We had dinner with the vice Mayor of Shenzhen and several public health leaders. Then the Mayor of Shenzhen, Qin Xu, officially launched the Harvard-Shenzhen collaborative in front of 200 government, academic, and industry experts.
Every time I visit China, I learn a bit more about their healthcare system.
Like the US, China is a mixture of rural and urban healthcare settings with different resources, facilities, and people.
China wants to encourage innovations such as implementing decision support, creating standardized care plans, and accelerating the use of telemedicine.

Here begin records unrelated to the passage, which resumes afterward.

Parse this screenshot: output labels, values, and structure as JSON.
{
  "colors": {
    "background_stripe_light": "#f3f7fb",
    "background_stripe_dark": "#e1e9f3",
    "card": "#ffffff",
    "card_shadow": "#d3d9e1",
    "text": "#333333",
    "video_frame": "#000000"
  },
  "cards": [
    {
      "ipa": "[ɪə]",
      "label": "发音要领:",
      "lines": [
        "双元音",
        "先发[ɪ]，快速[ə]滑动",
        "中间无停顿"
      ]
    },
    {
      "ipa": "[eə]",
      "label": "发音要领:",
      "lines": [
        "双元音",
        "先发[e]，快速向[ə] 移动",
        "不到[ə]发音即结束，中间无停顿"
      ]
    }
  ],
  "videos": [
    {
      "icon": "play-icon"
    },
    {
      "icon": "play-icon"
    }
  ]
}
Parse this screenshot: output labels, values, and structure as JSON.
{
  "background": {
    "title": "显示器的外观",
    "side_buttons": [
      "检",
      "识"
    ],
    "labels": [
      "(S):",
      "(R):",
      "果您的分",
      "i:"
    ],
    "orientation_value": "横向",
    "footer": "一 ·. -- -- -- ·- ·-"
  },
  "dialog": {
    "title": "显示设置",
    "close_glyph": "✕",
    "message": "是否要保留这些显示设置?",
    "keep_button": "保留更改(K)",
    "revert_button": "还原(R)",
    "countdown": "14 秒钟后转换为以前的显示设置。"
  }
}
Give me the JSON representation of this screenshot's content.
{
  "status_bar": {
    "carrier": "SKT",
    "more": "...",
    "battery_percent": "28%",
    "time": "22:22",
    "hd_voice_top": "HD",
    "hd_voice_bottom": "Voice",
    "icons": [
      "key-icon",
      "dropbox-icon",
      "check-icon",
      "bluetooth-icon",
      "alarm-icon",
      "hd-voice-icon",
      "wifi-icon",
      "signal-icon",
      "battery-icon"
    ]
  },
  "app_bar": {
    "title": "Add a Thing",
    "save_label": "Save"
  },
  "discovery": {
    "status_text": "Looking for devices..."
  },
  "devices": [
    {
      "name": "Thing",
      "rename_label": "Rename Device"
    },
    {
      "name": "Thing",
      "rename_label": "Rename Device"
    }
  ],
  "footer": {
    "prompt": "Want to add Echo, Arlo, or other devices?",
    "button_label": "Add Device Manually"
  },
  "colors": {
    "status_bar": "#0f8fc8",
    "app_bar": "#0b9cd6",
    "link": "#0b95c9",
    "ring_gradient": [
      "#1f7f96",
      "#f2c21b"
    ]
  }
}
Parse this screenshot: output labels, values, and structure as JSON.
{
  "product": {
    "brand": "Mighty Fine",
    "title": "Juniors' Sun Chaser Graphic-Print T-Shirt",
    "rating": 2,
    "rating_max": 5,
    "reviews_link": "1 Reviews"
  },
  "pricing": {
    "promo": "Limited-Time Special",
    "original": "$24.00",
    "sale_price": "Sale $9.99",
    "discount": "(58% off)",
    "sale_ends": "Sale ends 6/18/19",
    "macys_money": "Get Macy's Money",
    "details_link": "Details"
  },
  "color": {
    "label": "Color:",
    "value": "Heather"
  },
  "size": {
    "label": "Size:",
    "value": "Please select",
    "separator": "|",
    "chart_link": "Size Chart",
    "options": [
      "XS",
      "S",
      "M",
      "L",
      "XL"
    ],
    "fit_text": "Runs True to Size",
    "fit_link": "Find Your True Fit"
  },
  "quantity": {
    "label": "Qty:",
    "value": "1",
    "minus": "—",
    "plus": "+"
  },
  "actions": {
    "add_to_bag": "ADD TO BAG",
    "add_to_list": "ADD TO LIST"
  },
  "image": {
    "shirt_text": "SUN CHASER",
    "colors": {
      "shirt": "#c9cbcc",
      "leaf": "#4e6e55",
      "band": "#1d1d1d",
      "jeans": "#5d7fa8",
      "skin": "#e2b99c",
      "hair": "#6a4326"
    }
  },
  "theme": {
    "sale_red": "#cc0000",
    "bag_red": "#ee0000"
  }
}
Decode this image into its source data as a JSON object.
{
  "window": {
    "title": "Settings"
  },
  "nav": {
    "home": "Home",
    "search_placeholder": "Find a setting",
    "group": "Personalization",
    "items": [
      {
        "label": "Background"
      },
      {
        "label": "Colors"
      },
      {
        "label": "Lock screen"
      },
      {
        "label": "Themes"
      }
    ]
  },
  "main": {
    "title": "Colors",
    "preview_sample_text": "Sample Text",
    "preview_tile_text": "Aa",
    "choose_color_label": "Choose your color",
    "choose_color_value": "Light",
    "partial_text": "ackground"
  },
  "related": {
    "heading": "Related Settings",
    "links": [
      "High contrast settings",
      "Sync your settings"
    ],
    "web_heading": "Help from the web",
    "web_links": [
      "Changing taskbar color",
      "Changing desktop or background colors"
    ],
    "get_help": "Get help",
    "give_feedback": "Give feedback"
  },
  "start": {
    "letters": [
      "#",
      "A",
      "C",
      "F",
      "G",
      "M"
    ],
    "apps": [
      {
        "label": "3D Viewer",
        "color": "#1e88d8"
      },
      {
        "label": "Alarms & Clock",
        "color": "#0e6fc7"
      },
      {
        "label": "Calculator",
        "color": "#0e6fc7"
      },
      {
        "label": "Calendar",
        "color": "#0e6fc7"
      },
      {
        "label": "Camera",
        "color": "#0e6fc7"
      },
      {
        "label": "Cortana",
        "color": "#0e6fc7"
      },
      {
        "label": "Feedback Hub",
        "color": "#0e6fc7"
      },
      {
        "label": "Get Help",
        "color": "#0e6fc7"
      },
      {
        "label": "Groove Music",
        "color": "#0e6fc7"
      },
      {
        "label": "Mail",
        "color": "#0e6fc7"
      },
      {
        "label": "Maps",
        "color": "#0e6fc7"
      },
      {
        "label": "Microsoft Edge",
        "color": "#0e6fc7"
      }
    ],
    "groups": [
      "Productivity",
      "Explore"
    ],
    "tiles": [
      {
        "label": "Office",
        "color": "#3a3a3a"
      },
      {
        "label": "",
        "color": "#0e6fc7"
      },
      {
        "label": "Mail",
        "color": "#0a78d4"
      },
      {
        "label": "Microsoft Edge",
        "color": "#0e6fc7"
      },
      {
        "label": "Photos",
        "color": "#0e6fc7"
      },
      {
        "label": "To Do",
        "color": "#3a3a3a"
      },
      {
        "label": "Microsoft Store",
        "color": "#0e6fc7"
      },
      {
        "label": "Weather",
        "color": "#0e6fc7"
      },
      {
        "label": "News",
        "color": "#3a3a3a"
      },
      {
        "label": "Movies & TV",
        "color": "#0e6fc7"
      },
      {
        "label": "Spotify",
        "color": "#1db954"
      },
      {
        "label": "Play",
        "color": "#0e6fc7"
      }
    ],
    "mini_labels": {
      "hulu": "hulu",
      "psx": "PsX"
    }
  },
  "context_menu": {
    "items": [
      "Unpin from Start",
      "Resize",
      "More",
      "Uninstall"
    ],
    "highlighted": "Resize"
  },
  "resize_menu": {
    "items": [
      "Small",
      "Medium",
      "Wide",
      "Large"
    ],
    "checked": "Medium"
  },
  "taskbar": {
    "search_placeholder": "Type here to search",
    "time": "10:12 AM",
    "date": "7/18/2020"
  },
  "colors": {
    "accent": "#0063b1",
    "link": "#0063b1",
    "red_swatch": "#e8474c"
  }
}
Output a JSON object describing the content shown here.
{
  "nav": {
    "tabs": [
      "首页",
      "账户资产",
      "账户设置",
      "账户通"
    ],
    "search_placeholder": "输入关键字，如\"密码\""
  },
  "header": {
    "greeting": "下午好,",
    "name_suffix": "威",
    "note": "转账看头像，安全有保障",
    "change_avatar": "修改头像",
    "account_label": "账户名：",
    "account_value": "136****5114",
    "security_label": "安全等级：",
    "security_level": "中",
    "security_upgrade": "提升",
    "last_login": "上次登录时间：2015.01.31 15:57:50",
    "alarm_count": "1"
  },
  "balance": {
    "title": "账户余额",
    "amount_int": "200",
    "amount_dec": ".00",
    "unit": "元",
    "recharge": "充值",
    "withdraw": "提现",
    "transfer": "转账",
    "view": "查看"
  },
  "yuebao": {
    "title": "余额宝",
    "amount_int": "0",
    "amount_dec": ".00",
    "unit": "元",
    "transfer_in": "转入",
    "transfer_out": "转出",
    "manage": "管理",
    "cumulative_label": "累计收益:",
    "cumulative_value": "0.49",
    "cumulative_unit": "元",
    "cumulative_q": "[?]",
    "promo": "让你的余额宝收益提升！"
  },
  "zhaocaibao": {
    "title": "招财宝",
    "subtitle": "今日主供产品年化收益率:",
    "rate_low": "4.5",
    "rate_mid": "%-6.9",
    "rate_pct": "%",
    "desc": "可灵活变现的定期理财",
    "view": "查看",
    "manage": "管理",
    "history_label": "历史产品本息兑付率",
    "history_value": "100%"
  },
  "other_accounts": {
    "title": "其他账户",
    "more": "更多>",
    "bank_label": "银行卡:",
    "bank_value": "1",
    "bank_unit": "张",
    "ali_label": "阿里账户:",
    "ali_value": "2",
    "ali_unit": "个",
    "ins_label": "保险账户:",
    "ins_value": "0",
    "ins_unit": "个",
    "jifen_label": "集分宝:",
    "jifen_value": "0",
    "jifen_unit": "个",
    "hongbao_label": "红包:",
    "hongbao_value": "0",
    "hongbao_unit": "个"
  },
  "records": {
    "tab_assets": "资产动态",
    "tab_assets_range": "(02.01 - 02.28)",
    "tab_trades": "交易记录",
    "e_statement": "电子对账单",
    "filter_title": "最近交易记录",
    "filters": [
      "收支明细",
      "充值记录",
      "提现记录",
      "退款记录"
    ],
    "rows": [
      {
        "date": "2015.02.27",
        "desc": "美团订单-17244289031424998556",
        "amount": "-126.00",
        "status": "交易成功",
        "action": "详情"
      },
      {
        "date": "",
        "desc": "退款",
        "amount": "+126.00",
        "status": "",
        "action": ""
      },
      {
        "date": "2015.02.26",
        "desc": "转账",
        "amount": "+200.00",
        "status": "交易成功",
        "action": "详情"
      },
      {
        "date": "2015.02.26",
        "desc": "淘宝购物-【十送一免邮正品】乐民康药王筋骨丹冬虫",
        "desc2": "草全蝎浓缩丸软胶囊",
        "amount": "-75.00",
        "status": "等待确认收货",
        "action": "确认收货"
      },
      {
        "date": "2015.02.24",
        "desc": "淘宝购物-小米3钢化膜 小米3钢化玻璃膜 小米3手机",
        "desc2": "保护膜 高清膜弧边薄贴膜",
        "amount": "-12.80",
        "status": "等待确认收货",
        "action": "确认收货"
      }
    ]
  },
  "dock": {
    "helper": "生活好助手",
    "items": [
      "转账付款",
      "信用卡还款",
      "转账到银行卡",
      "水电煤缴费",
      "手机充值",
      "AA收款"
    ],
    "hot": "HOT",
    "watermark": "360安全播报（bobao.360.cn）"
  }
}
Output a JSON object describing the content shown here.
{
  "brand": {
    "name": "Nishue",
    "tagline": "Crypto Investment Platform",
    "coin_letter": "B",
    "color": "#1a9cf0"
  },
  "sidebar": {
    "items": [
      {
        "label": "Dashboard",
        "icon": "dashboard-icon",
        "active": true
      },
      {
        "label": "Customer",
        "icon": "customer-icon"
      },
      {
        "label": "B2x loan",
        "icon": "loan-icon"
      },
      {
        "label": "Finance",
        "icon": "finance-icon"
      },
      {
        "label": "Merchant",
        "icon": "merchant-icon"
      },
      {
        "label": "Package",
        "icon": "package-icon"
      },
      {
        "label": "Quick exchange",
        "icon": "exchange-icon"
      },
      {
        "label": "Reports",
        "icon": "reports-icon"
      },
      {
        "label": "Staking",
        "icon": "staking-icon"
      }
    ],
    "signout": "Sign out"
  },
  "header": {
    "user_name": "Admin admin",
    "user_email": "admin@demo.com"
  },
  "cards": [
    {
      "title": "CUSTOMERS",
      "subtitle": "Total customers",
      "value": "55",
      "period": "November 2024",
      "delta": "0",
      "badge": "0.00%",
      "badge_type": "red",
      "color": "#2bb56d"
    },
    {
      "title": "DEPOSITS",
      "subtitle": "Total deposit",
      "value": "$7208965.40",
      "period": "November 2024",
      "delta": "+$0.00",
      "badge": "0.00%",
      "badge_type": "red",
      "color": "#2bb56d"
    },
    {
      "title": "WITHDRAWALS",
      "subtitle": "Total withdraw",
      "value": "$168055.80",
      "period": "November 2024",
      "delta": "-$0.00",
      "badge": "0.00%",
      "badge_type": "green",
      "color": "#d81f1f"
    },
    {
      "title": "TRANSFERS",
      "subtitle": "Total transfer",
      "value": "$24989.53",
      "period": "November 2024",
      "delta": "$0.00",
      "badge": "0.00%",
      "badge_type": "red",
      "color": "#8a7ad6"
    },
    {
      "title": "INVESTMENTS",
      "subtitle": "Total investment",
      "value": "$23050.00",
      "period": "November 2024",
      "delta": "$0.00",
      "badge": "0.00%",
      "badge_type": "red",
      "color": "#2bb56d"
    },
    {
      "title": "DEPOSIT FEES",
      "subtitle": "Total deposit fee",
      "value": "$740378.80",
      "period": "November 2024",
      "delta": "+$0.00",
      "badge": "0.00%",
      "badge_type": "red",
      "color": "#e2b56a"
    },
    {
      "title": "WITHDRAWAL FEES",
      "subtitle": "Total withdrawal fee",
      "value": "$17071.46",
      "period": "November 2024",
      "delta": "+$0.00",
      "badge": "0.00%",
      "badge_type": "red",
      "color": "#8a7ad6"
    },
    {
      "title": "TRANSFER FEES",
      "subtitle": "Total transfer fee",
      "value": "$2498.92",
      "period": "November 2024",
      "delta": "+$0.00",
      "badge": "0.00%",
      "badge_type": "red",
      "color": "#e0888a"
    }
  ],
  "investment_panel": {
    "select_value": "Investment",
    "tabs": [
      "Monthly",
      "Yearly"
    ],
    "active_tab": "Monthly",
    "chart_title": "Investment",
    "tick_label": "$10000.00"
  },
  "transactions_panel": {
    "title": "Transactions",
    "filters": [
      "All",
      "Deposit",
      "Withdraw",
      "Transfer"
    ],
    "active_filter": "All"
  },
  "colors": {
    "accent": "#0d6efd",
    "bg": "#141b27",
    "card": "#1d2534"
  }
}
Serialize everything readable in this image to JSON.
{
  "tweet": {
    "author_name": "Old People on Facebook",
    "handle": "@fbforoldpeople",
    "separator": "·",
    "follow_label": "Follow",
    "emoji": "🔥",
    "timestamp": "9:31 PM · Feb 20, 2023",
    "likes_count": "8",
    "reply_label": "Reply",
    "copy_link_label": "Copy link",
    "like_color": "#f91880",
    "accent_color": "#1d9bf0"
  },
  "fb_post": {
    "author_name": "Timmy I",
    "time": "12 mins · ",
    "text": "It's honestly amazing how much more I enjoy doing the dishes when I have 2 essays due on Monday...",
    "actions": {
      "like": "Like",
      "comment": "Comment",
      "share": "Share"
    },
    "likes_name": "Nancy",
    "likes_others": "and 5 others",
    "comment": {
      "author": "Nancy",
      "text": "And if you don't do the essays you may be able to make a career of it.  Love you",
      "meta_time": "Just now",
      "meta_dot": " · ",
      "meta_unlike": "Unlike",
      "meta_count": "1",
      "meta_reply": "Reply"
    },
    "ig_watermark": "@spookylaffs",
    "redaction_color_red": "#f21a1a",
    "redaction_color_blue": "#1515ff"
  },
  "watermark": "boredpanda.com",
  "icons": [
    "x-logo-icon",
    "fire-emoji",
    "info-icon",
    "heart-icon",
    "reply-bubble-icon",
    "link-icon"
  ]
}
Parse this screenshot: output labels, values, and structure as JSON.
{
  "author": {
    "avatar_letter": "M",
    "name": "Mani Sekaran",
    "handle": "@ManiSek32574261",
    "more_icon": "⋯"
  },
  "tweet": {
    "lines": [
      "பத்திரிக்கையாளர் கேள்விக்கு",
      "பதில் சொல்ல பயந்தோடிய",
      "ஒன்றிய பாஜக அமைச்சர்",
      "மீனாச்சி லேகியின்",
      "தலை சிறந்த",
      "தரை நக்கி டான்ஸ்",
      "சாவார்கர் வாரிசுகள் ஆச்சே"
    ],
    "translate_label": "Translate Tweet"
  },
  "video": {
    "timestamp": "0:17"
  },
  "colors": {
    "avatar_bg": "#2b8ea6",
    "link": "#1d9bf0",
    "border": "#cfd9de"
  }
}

We discussed that technology is not sufficient - it must be complemented with enabling policy and an urgency to improve the healthcare system.
On Wednesday afternoon (local time) I toured hospitals and studied their EHRs. As in the US, there are a large number of EHR vendors in China. Unlike the US, there is no Epic, Cerner or Meditech - hospitals tend to adopt solutions created by local vendors.
My hope is that Harvard can share healthcare IT experiences from throughout the world, both good and bad, to help make a difference in the lives of 1.3 billion Chinese people. China will soon be the largest economy in the world, with the largest population, and unprecedented demand for healthcare services. Although I work to improve the healthcare of the US every day, sharing lessons learned with other countries and helping them achieve their goals with greater speed and less cost, is very gratifying.
I'm back in Boston on Friday and then in Eastern Europe for a few days in early May. My travel for the rest of the year is minimal, so I can focus on planning the operating and capital budgets of the BIDMC IT empire over the Summer.